Federal employment discrimination claims are on the rise across the United States. For an employee to file a successful discrimination lawsuit against their employer, the employee must establish a very regimented, step-by-step claim, especially for retaliation and age discrimination claims.
An employee’s claim for age discrimination must satisfy four factors: (1) the employee was 40 years of age or older at the time of termination; (2) the employee was qualified for the job and performing in accordance with the employer’s legitimate expectations; (3) the employer discharged the employee; and (4) the employee’s job duties were absorbed by other employees not in the protected class or the employer did not treat the plaintiff’s protected characteristics neutrally when deciding to terminate the plaintiff. Guessous v. Fairview Prop. Invs., 828 F.3d 208, 219 (4th Cir. 2016).
The first three criteria are the most straightforward (although, often, as discussed in this article, if an employee is a poor performer, the employer will argue that the employee was not meeting the employee’s legitimate expectations). Generally, the employee’s age, job performance, and job status can be determined by the employer’s records or through internal communications. However, the fourth factor has proven to be a barrier for plaintiffs. In the case, Farley v. CMFG Life Insurance Company (“CUNA”), the U.S. District Court for the Western District of Virginia hinged its decision of a discrimination lawsuit on this fourth factor.

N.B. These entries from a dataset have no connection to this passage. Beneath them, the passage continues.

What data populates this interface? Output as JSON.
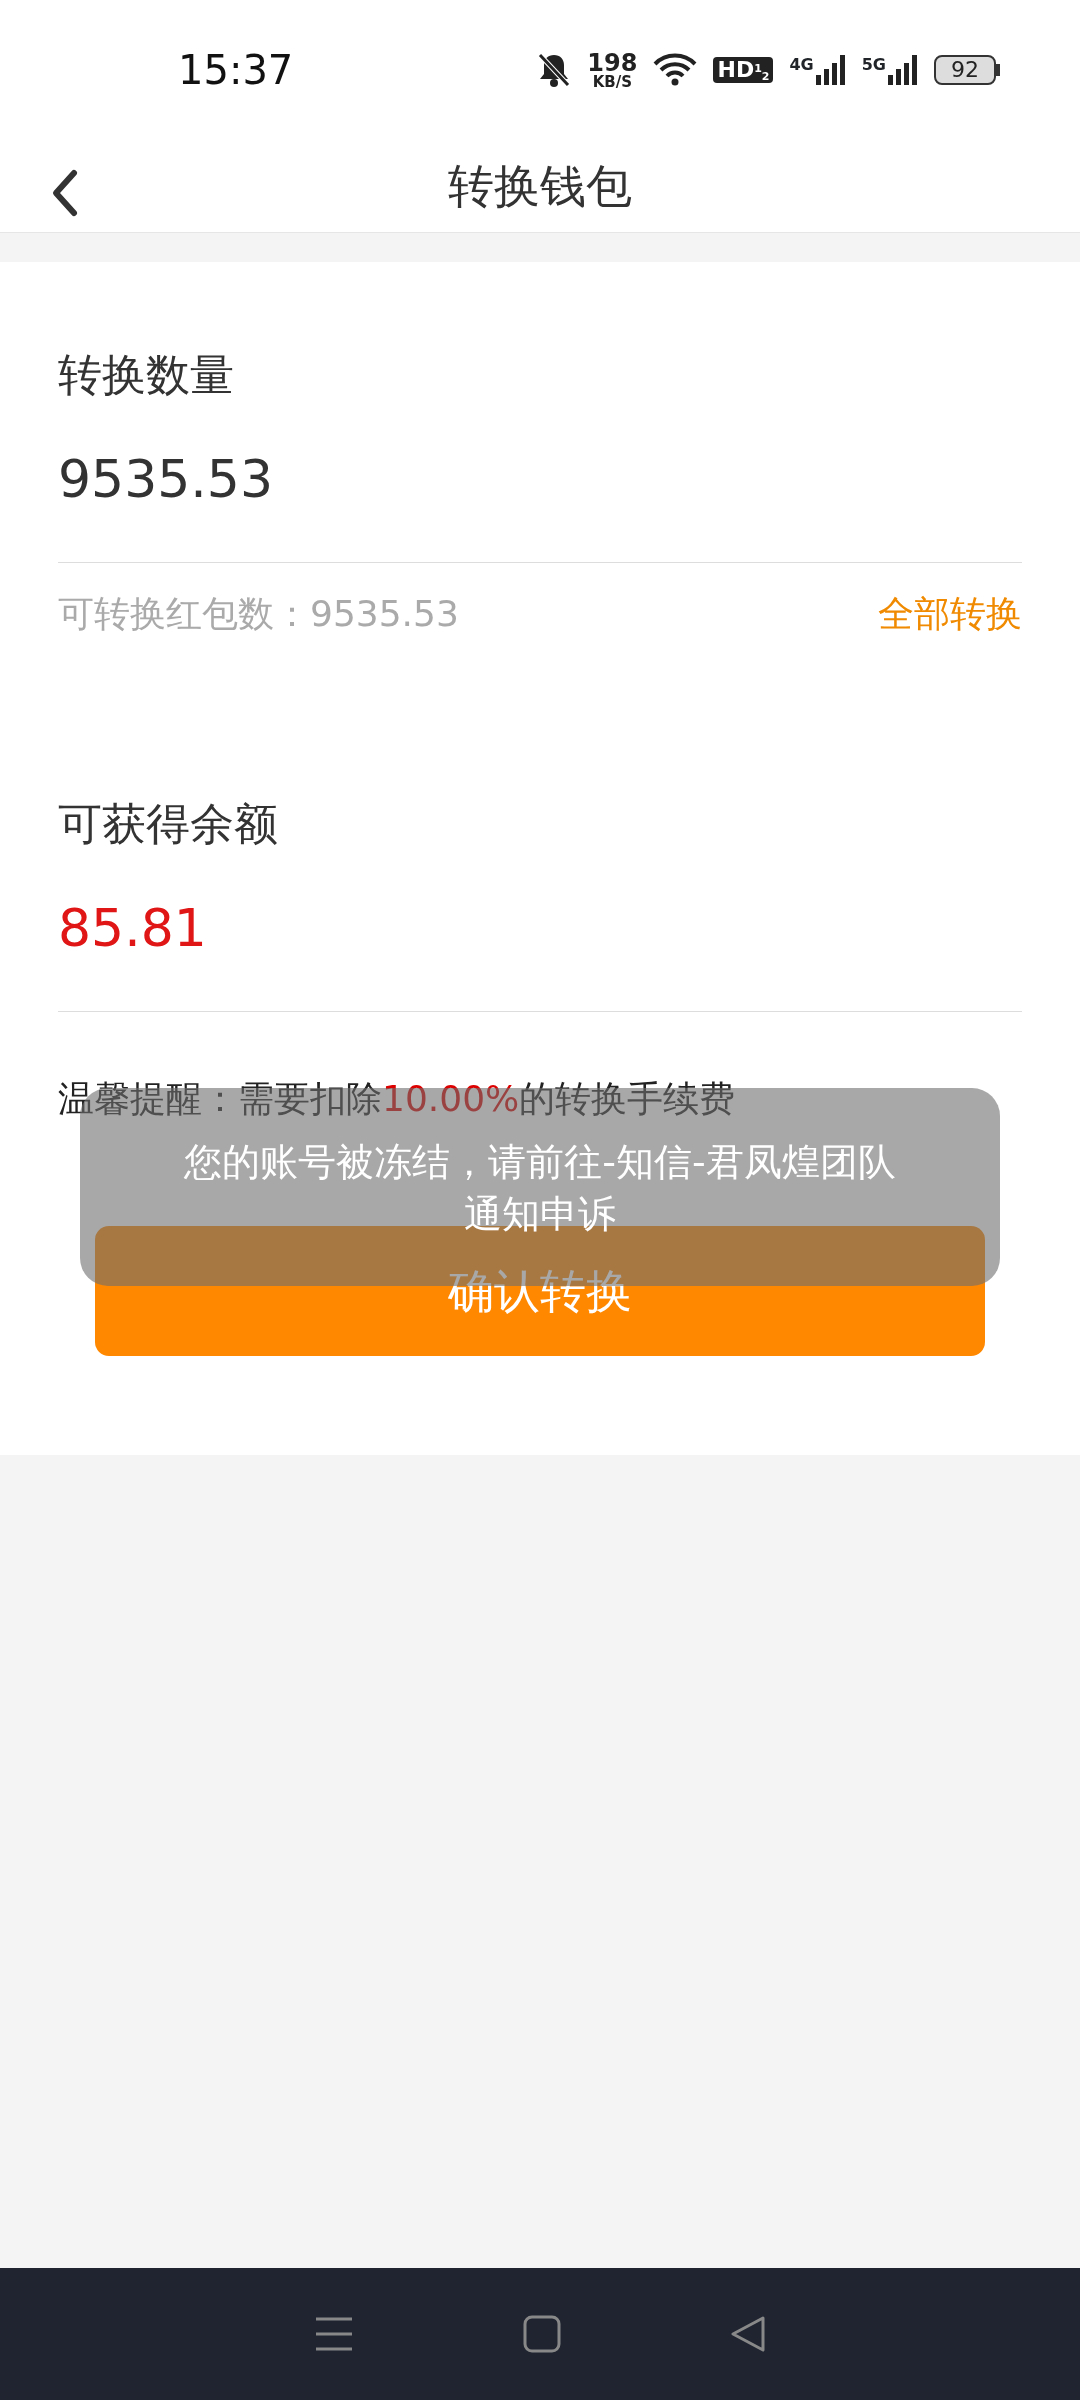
{
  "status_bar": {
    "time": "15:37",
    "speed_value": "198",
    "speed_unit": "KB/S",
    "hd": "HD$^{1}$$_{2}$",
    "signals": [
      {
        "label": "4G"
      },
      {
        "label": "5G"
      }
    ],
    "battery": "92"
  },
  "header": {
    "title": "转换钱包"
  },
  "convert": {
    "label": "转换数量",
    "value": "9535.53",
    "available": "可转换红包数：9535.53",
    "all_link": "全部转换"
  },
  "receive": {
    "label": "可获得余额",
    "value": "85.81"
  },
  "reminder": "温馨提醒：需要扣除**10.00%**的转换手续费",
  "confirm_button": "确认转换",
  "toast": {
    "lines": [
      "您的账号被冻结，请前往-知信-君凤煌团队",
      "通知申诉"
    ]
  }
}
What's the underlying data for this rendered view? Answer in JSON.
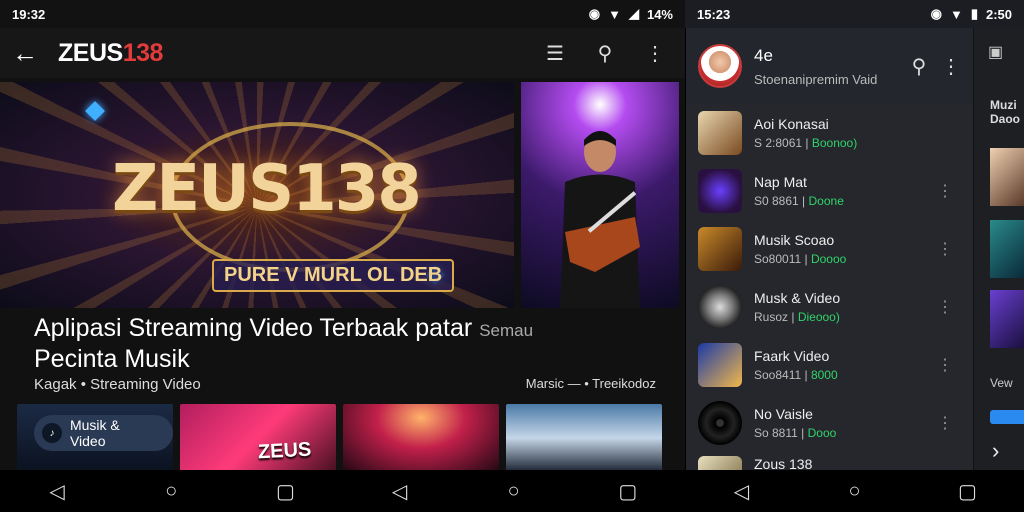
{
  "status_left": {
    "time": "19:32",
    "battery": "14%"
  },
  "status_right": {
    "time": "15:23",
    "battery": "2:50"
  },
  "appbar": {
    "back_icon": "arrow-left-icon",
    "logo_text": "ZEUS",
    "logo_num": "138"
  },
  "hero": {
    "title": "ZEUS138",
    "subtitle": "PURE V MURL OL DEB"
  },
  "video": {
    "title": "Aplipasi Streaming Video Terbaak patar",
    "title_tail": "Semau",
    "title_line2": "Pecinta Musik",
    "category": "Kagak • Streaming Video",
    "meta": "Marsic — • Treeikodoz"
  },
  "thumbs": {
    "chip_label": "Musik & Video",
    "thumb2_label": "ZEUS"
  },
  "drawer": {
    "user_name": "4e",
    "user_sub": "Stoenanipremim Vaid",
    "items": [
      {
        "title": "Aoi Konasai",
        "meta": "S 2:8061 |",
        "meta_green": "Boonoo)"
      },
      {
        "title": "Nap Mat",
        "meta": "S0 8861 |",
        "meta_green": "Doone"
      },
      {
        "title": "Musik Scoao",
        "meta": "So80011 |",
        "meta_green": "Doooo"
      },
      {
        "title": "Musk & Video",
        "meta": "Rusoz | ",
        "meta_green": "Dieooo)"
      },
      {
        "title": "Faark Video",
        "meta": "Soo8411 |",
        "meta_green": "8000"
      },
      {
        "title": "No Vaisle",
        "meta": "So 8811 |",
        "meta_green": "Dooo"
      },
      {
        "title": "Zous 138",
        "meta": "",
        "meta_green": ""
      }
    ]
  },
  "rightpane": {
    "text": "Muzi Daoo",
    "more": "Vew"
  }
}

In Farley, the Plaintiff was a 58-year-old employee of CUNA, which sells insurance and other financial services. The Plaintiff was one of three sales managers. CUNA management implemented a review of the three sales positions, with the intention of consolidating them into just two positions. The Plaintiff alleged this consolidation was merely a pretext for his termination because of his age. During CUNA’s review, the Plaintiff attempted several times to raise his concerns of possible age discrimination. Nevertheless, the Plaintiff was terminated, and he filed suit alleging age discrimination and retaliation.
The court’s opinion explained “the first three elements of Farley’s prima facie case are not in dispute. CUNA does not contest that Farley was over 40 years old, that he was performing his job satisfactorily, and that CUNA terminated Farley’s employment. Ultimately, the court dismissed the lawsuit, ruling that the Plaintiff could not establish that CUNA divided the Plaintiff’s job duties among other employees not in the protected class. Rather, the Plaintiff’s duties were absorbed by three other employees who were all no more than seven years younger. Further, the Plaintiff offered no evidence suggesting his age was the “but for” cause of his termination. Without establishing these critical factors, the court held that Plaintiff had not established a prima facie case of age discrimination.
The court applied a similar analysis to the Plaintiff’s second claim of retaliation, explaining the Plaintiff “fail[ed] to show a causal connection between his protected activity and his termination.” The Plaintiff failed to adequately rebut CUNA’s legitimate business reason for downsizing and consolidating the sales manager positions.
The Farley case casts light on the regimented factors required to establish a prima facie case for age discrimination and retaliation. Without even just one of the factors, the lawsuit is incomplete, and it will not survive a motion to dismiss/summary judgment stage of litigation.